Bio: Dr. Latifur Khan is currently a full Professor (tenured) in the Computer Science department at the University of Texas at Dallas, USA where he has been teaching and conducting research since September 2000. He received his Ph.D. degree in Computer Science from the University of Southern California (USC) in August of 2000. Dr. Khan is a fellow of IEEE, AAAS, IET, BCS, and an ACM Distinguished Scientist. He has received prestigious awards including the IEEE Technical Achievement Award for Intelligence and Security Informatics, IEEE Big Data Security Award, and IBM Faculty Award (research) 2016. Dr.
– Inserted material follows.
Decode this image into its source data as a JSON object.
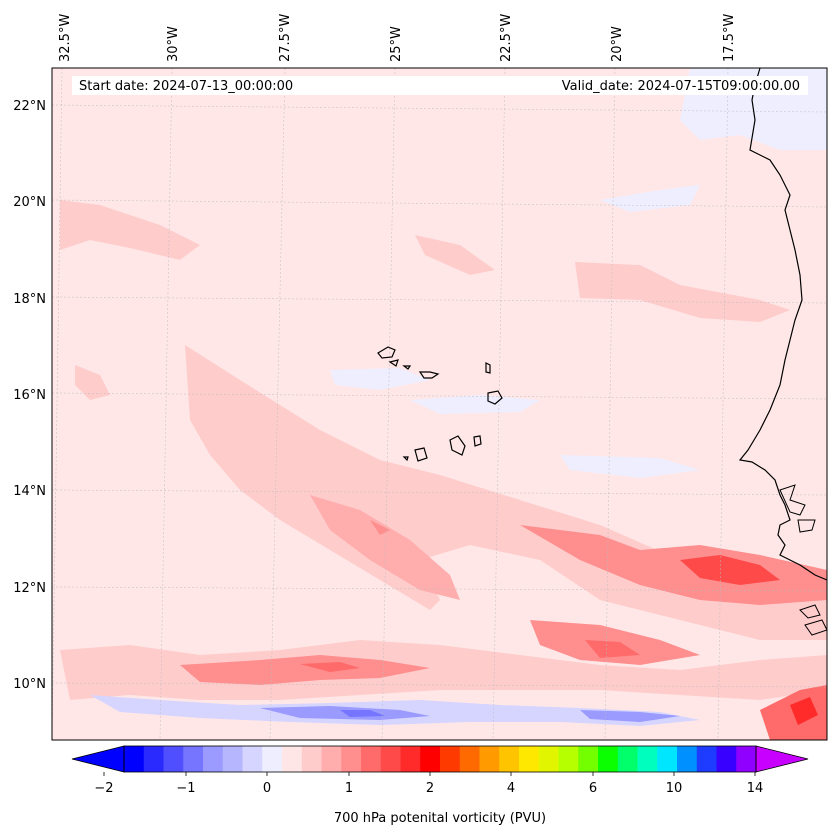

Khan has published over 300 papers in premier journals and prestigious conferences. Currently, Dr. Khan’s research focuses on big data management and analytics, data mining and its application to cyber security, and complex data management including geospatial data and multimedia data. His research has been supported by grants from NSF, NIH, the Air Force Office of Scientific Research (AFOSR), DOE, NSA, IBM, and HPE.